The managers must cooperate and strongly support the customer driven initiative. They must convey messages related to ‘being customer-driven’ and practice what they preach. They must motivate and support their staffs by providing them with the necessary tools. These have been practiced in Japanese and German organisations. In fact, being labour-oriented, it is not uncommon there to have employees represented in the company board. This is unlike the American system, which is more manager-oriented. The manager-oriented system believes that the professional managers are able to guide business corporations to perform in ways that maximise social welfare. Unfortunately, this may not turn out to be the case. The managers may act selfishly and find means to expropriate company funds and reward themselves, rather than finding ways to maximise shareholders interest. This seems to be the conventional wisdom today particularly after the outbreak of the Asian crisis, and with scandals which involve well-known and large corporations around the world (including the US). 

Let me move on to discuss briefly the topic on customer requirements. Basically, an organisation is interested to know what customers (both internal and external) look for in a good or service. Since the consumers ‘purchase’ goods and services, they judge the goods and services based on the quality of the tangible goods and intangible services. This essentially implies that an organisation must excel not only in the production of physical goods but also the intangible services it provides so as to enhance its chance in winning business orders and creating synergy.

Because services are intangible, they are difficult to measure and tend to be overlooked by the managers.

It is important to recognise that whenever consumers are in contact with the products and services, the organisation is judged. Every moment of truths matter. A successful organisation is one that is able to manage every moment effectively, and spring pleasant surprises whenever appropriate to enhance the probability of exceeding the expectations of external and internal customers.

The whole package of product and service delivery matters, from the moment the customer enquires about the goods and services to periods after the ‘transactions’ are completed. An organisation should never cease campaigning for business orders and greater cooperation from the external and internal customers respectively. In other words, it must appear customer driven at all times.

Success in the above-mentioned package requires both hard and soft skills. In the former, excelling in technical skills is important. Incoming materials should be professionally inspected, workers must be trained to do their jobs properly with particular focus on quality, and the sales staff must possess excellent negotiation skills to win orders without resorting to unethical means.

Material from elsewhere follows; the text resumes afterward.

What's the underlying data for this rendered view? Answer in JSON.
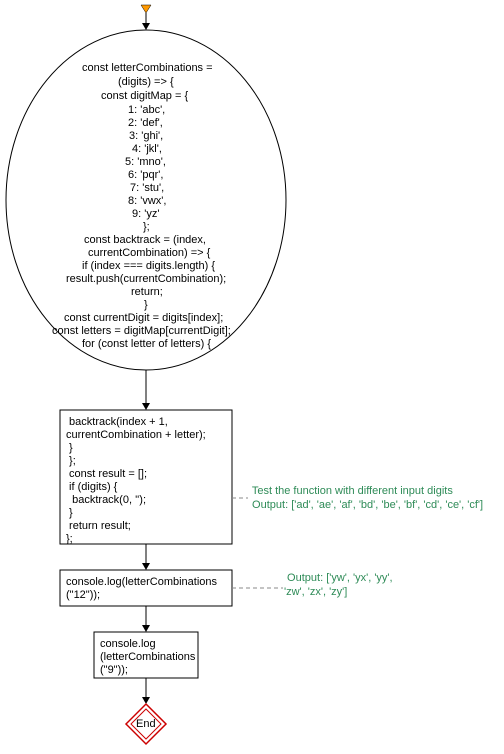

Soft skills like being able to recognise the needs of regular customers, address the customers by name, courteous, friendly and trustable are also necessary. Soft skills in other words involve the ability of the staffs to look into small matters and as a consequence make the customers feel that they are important. The element of trust (a soft skill) is undoubtedly important and exists in any business negotiations because it is not possible to base every decision on contractual agreements. A customer usually does not want to cooperate with any organisations that are deemed not trustable.

Soft requirements are usually more standardised. As a result, they are relatively easier to predict. For example, a friendly and helpful service provider is often preferred as compared to one who is unfriendly and rude. Predicting and meeting consumers’ hard requirements are more difficult. There are at least two reasons. First, consumers are heterogeneous. Their needs vary both in a static sense and in a dynamic perspective. Second, continuous discovery of new raw materials to work with complicates planning and forecasting. As a result, it is generally difficult to predict the future needs of users in measurable characteristics. As far as satisfying the external customers are concerned, marketing research could lower the severity of the problem. To beat the competitors and advance further in the league requires substantial investments in market research, one area which many Asian companies are unfortunately still lacking.